In a developer roundtable for Pikmin 4, Shigeru Miyamoto opened up about the sales of the Pikmin franchise in general. While Pikmin games have moved millions over the years, they’re not exactly lighting the charts ablaze. This is something that’s bugged Miyamoto ever since the series first released, and he thinks it has something to do with the perceived difficulty of the franchise.
In his comments, Miyamoto talks about how difficulty is core to the Pikmin experience, and moving too far away from the challenges players face would result in something that didn’t feel like Pikmin. It’s all about finding the right balance for players and the franchise together, and it seems like Pikmin 4 may have found that sweet spot.
You can see Miyamoto’s full comments on Pikmin sales and the importance of difficulty below.

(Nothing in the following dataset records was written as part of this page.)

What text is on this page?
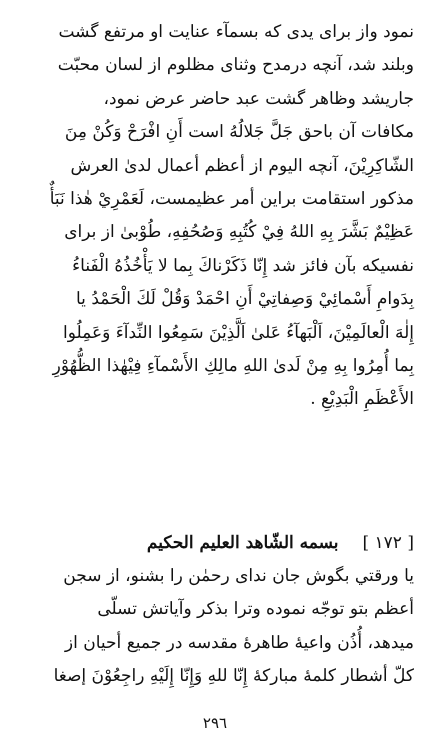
نمود واز براى يدى كه بسمآء عنايت او مرتفع گشت

وبلند شد، آنچه درمدح وثناى مظلوم از لسان محبّت

جاريشد وظاهر گشت عبد حاضر عرض نمود،

مكافات آن باحق جَلَّ جَلالُهُ است أَنِ افْرَحْ وَكُنْ مِنَ

الشّاكِرِيْنَ، آنچه اليوم از أعظم أعمال لدىٰ العرش

مذكور استقامت براين أمر عظيمست، لَعَمْرِيْ هٰذا نَبَأٌ

عَظِيْمٌ بَشَّرَ بِهِ اللهُ فِيْ كُتُبِهِ وَصُحُفِهِ، طُوْبىٰ از براى

نفسيكه بآن فائز شد إِنّا ذَكَرْناكَ بِما لا يَأْخُذُهُ الْفَناءُ

بِدَوامِ أَسْمائِيْ وَصِفاتِيْ أَنِ احْمَدْ وَقُلْ لَكَ الْحَمْدُ يا

إِلٰهَ الْعالَمِيْنَ، اَلْبَهآءُ عَلىٰ اَلَّذِيْنَ سَمِعُوا النِّدآءَ وَعَمِلُوا

بِما أُمِرُوا بِهِ مِنْ لَدىٰ اللهِ مالِكِ الأَسْمآءِ فِيْهٰذا الظُّهُوْرِ

الأَعْظَمِ الْبَدِيْعِ .

[ ١٧٢ ]
بسمه الشّاهد العليم الحكيم

يا ورقتي بگوش جان نداى رحمٰن را بشنو، از سجن

أعظم بتو توجّه نموده وترا بذكر وآياتش تسلّى

ميدهد، أُذُن واعيهٔ طاهرهٔ مقدسه در جميع أحيان از

كلّ أشطار كلمهٔ مباركهٔ إِنّا للهِ وَإِنّا إِلَيْهِ راجِعُوْنَ إصغا

٢٩٦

There have been three games in the series until now, from Pikmin to Pikmin 3, and personally I’ve always wondered, “Why haven’t they exploded more in sales even though they’re so much fun to play? Why do people think they’re so difficult?”
I get that people find it more difficult when death is a factor. But I think the franchise’s strength lies in its relationship with mortality. If something is irreversible, you need to figure out a way to prevent undesired things from happening. To try to prevent Pikmin from dying, you need to practice “Dandori.” To me, that’s what makes this game unique. I think people find Pikmin difficult for two reasons: the controls and the depth of gameplay. I spent a long time mulling over how we could convey these points as “interesting” rather than “difficult.”
We were talking about how we want as many people as possible to play Pikmin 4, but if it’s not Pikmin-like enough, we won’t meet the expectations of those who’ve enjoyed the series until now. The first game provided a deeper challenge, while the second game was broader in terms of content, and we went back to something closer to the first one in Pikmin 3. But after thinking about it, I realized that we could do both. We could retain the depth of gameplay that makes Pikmin so interesting, while providing the functional support to address the challenges around controls.